How to use passing notes and enriched chords
"Using the Scissors tool in any DAW, you can cut holes into the top line of your chord progression and fill in the gaps between note steps."

Recording a chord progression is often a great way to start a track but we're not all the most nimble keyboard players and, in our desire to make sure we hit the right notes in the right places, we often end up recording 'block chords' where the flow from one note to the next isn't our first priority.

That's no problem, particularly if we go back to our recording and take a pair of scissors to it, chopping notes to create melodies and looking for 'passing notes', which help our chords blend more sinuously from one to the next.
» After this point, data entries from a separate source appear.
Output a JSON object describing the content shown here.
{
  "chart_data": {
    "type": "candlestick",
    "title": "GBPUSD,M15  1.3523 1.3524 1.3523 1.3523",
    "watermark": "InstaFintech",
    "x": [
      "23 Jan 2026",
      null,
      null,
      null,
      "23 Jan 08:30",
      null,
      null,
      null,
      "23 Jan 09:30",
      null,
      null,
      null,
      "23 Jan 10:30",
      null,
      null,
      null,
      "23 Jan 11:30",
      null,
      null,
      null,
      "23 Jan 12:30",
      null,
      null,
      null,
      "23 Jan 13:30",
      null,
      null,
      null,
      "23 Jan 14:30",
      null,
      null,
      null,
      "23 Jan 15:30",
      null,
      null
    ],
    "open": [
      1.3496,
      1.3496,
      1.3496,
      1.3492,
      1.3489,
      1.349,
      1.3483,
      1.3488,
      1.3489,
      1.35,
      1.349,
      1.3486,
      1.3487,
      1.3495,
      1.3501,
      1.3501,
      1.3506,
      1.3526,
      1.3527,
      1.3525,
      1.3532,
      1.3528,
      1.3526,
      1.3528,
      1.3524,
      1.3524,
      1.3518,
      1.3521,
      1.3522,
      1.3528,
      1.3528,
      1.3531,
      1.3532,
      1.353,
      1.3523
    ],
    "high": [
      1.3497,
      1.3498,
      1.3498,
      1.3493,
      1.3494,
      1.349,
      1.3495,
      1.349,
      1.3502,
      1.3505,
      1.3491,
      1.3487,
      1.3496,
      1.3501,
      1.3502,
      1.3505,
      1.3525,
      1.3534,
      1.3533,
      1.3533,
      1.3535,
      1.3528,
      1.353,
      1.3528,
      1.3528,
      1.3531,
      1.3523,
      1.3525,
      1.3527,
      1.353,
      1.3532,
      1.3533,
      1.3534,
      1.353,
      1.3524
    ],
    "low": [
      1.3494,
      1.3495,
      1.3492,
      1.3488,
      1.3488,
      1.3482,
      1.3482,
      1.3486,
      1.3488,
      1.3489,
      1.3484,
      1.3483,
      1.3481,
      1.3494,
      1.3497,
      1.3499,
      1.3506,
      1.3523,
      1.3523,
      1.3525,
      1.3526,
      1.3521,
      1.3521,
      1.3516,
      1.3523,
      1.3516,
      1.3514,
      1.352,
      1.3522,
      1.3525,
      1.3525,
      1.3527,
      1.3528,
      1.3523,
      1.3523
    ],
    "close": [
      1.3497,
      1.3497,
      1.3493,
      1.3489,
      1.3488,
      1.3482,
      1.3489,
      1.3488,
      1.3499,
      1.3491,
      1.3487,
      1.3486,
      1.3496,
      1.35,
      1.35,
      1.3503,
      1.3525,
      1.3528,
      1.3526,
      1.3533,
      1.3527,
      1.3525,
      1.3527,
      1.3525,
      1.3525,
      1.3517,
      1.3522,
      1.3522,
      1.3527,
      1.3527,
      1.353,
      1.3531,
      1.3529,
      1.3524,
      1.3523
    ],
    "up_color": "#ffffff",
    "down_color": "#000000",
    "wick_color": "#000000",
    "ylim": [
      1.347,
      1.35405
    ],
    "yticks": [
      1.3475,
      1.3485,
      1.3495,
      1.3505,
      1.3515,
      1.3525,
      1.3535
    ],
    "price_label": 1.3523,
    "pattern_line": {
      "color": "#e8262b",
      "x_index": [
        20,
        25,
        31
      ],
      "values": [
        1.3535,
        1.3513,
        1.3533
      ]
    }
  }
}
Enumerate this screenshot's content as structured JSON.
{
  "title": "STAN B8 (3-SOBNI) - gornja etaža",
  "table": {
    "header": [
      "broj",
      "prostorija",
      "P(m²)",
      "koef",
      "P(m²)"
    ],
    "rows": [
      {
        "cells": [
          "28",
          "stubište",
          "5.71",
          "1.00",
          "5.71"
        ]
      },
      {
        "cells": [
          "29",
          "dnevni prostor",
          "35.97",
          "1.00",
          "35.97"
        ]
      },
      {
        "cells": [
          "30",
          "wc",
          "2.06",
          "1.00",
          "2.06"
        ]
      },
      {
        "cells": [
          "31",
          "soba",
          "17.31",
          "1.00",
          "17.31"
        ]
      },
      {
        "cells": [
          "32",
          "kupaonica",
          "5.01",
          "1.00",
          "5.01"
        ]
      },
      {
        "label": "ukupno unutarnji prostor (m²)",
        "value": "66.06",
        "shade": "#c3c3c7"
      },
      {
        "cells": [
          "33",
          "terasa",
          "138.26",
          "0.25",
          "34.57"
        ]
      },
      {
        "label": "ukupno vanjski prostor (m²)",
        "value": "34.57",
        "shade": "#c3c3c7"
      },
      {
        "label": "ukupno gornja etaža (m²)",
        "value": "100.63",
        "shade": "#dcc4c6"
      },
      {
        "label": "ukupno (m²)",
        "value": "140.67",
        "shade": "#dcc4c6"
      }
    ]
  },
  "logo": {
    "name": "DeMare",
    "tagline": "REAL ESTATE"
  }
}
In this walkthrough, we're going to show you how to build a melody and extend the interest in the bass end of a chord progression that we've recorded in real time.

For more creatively inspiring music production tips and walkthroughs, pick up issue 306 of Future Music.


Step 1: We're starting with a basic synth-string chord progression where each chord moves up or down with roughly the same shape. The result is pleasing enough but there's no sense of melody here, or of the harmony being in any way unusual or rich. It sounds pretty standard.

Step 2: Using the Scissors tool in any DAW, you can cut holes into the top line of your chord progression and fill in the gaps between note steps, leave a note hanging over from one chord to the next, or add extra notes to enrich your harmony. We're trying both ideas here.

Step 3: Next, in the bass, we add some passing notes between chords. Using the Scissors tool we chop a couple of low notes a beat early, filling in the hole with a step between the two original notes. We add a sub bass to help hear these moves, as the string sound lacks definition.